UK Prime Minister will force real wage cuts on public sector workers. This year, public sector pay increases will be below the rate of inflation, currently running at 4.3 percent. Pay restraint will "allow" the Bank of England to reduce rates.
Unfortunately, Brown has this all upside down. Tighter monetary policy reduces inflation; keeping public sector wages down just creates a bitter disaffected workforce.
LONDON: The British government's move to limit public sector pay increases has helped keep the country's economy stable as it enters a year of global economic turbulence, Prime Minister Gordon Brown said Sunday.
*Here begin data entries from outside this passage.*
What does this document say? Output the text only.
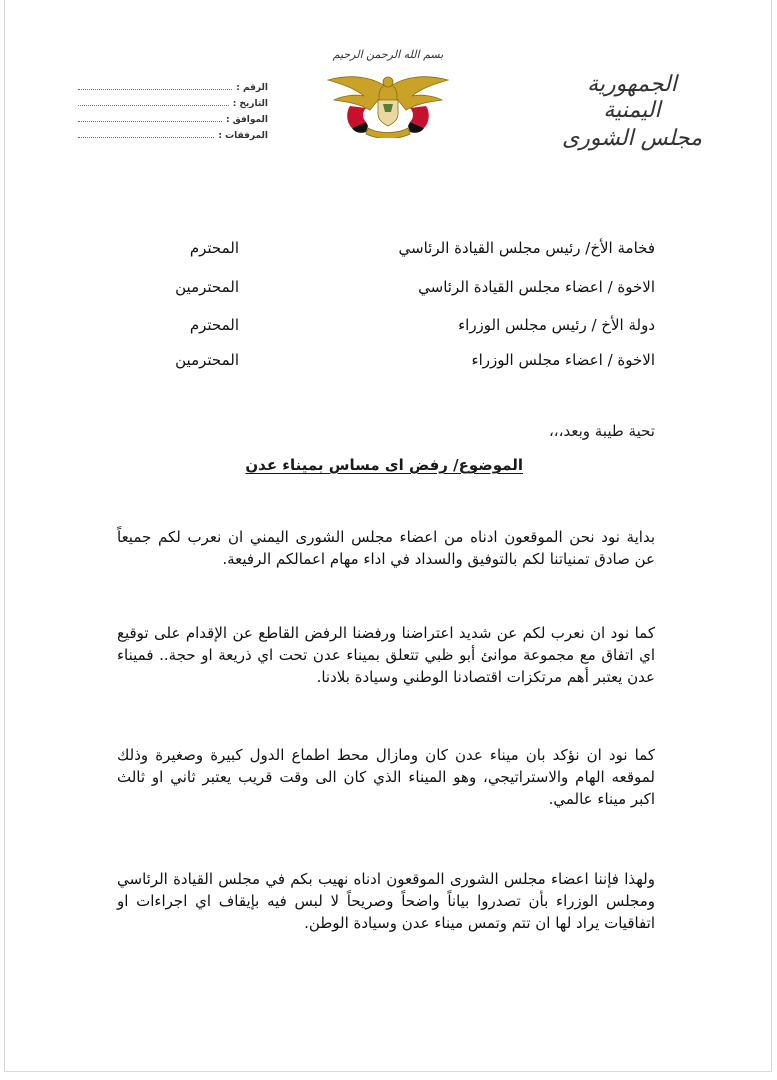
الجمهورية اليمنية
مجلس الشورى
بسم الله الرحمن الرحيم
الرقم :
التاريخ :
الموافق :
المرفقات :
فخامة الأخ/ رئيس مجلس القيادة الرئاسي
المحترم
الاخوة / اعضاء مجلس القيادة الرئاسي
المحترمين
دولة الأخ / رئيس مجلس الوزراء
المحترم
الاخوة / اعضاء مجلس الوزراء
المحترمين
تحية طيبة وبعد،،،
الموضوع/ رفض اى مساس بميناء عدن
بداية نود نحن الموقعون ادناه من اعضاء مجلس الشورى اليمني ان نعرب لكم جميعاً عن صادق تمنياتنا لكم بالتوفيق والسداد في اداء مهام اعمالكم الرفيعة.
كما نود ان نعرب لكم عن شديد اعتراضنا ورفضنا الرفض القاطع عن الإقدام على توقيع اي اتفاق مع مجموعة موانئ أبو ظبي تتعلق بميناء عدن تحت اي ذريعة او حجة.. فميناء عدن يعتبر أهم مرتكزات اقتصادنا الوطني وسيادة بلادنا.
كما نود ان نؤكد بان ميناء عدن كان ومازال محط اطماع الدول كبيرة وصغيرة وذلك لموقعه الهام والاستراتيجي، وهو الميناء الذي كان الى وقت قريب يعتبر ثاني او ثالث اكبر ميناء عالمي.
ولهذا فإننا اعضاء مجلس الشورى الموقعون ادناه نهيب بكم في مجلس القيادة الرئاسي ومجلس الوزراء بأن تصدروا بياناً واضحاً وصريحاً لا لبس فيه بإيقاف اي اجراءات او اتفاقيات يراد لها ان تتم وتمس ميناء عدن وسيادة الوطن.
Brown said the world faced a difficult year ahead, but that he was "cautious but positive" about Britain's economic prospects based on its record of low inflation, high employment and economic stability over the past decade.
Pay restraint now will prevent inflation running out of control — as it has happened in the past when oil and food prices spike — and will permit interest rates cuts to ease the burden of mortgage payments, Brown said.
"I want to pay the police more, I would like to pay the nurses more, I would like to pay all these major public sector groups more," Brown said on British Broadcasting Corp. television.
Britain's police union is campaigning for the right to strike after Brown's government staggered a 2.5 percent pay increase, effectively reducing it to 1.9 percent — which is below the annual rate of inflation.